Di che genere è il rispetto
di Michele Serra
Riporto qui di seguito, perché inappuntabili sotto ogni punto di vista (politico, polemico, logico, grammaticale, infine emotivo), le parole pronunciate alla Camera dalla deputata dem Cecilia Guerra per spiegare perché si era rivolta al presidente di turno, Giorgio Mulé di Forza Italia, chiamandolo «signora presidente».
«In quest’aula l’onorevole Marco Perissa ha parlato della segretaria del mio partito (Elly Schlein, ndr) chiamandola al maschile, segretario, ritenendo che questa era una scelta che a lui competeva. Se a lui compete rivolgersi a una donna con un appellativo maschile, a me è concesso rivolgermi a lei con un appellativo femminile».
Non fa una grinza. Non c’è replica possibile, a meno di decidere che chiamare “signore” una donna sia lecito, e chiamare “signora” un uomo invece non lo sia; come se il genere maschile fosse così scontatamente superiore da sconsigliare a una donna di risentirsi se definita al maschile, e invece consentire a un uomo di inalberarsi se definito al femminile.

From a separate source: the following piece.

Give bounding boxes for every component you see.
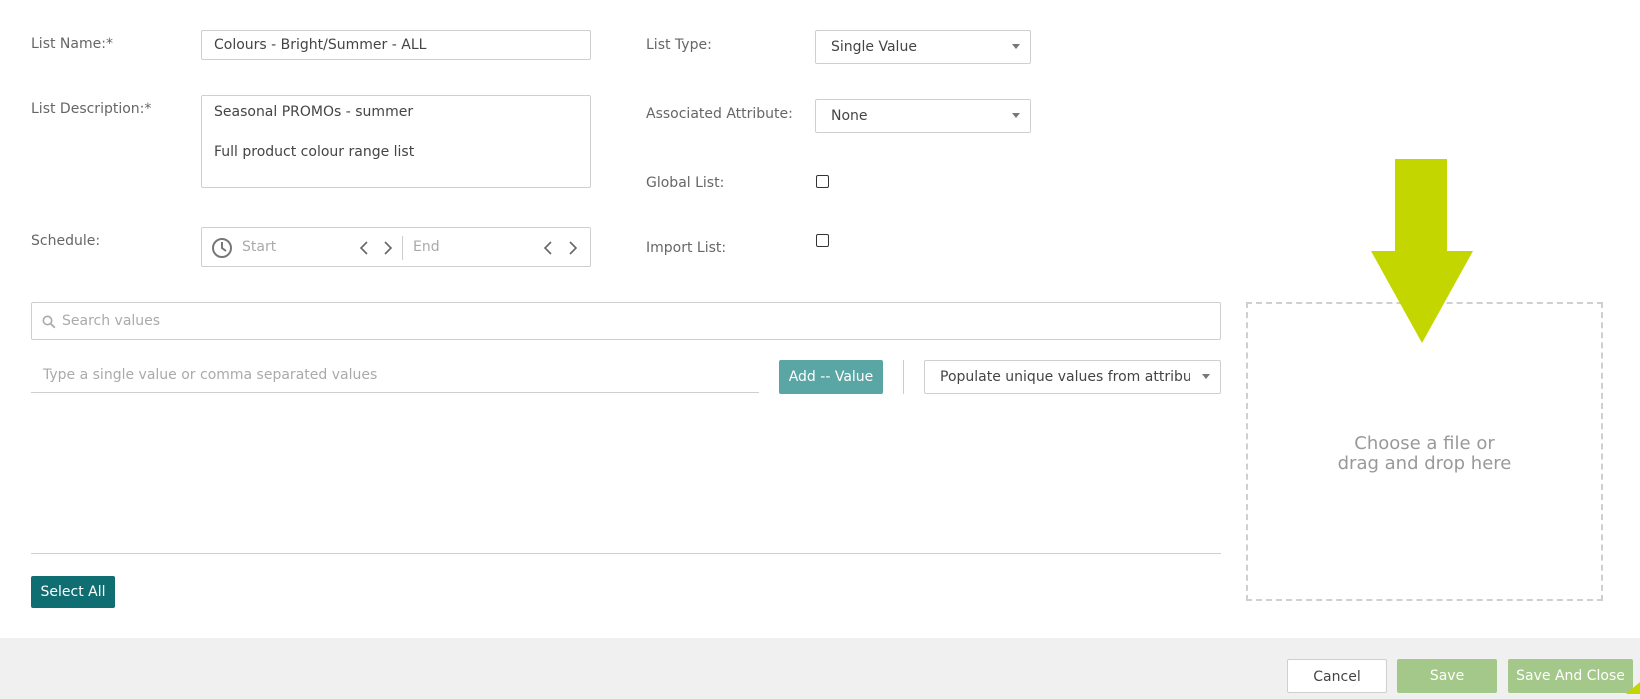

Difatti Mulé si è offeso, lamentando la violazione della sua identità; e non capendo che uguale rispetto era appena stato negato a Schlein, che non è un segretario di partito, è una segretaria.
Poiché Mulé proviene dal giornalismo, avrebbe, a parte la facoltà personale, anche i mezzi “tecnici” (lunga pratica con le parole, buona conoscenza dell’italiano) per riflettere sull’accaduto, riconoscendo che la deputata Guerra ha ragione, il deputato Perissa torto.
Ma non credo accadrà. Troppo scontato è il pregiudizio, e soprattutto troppo faticoso ammettere di avere torto.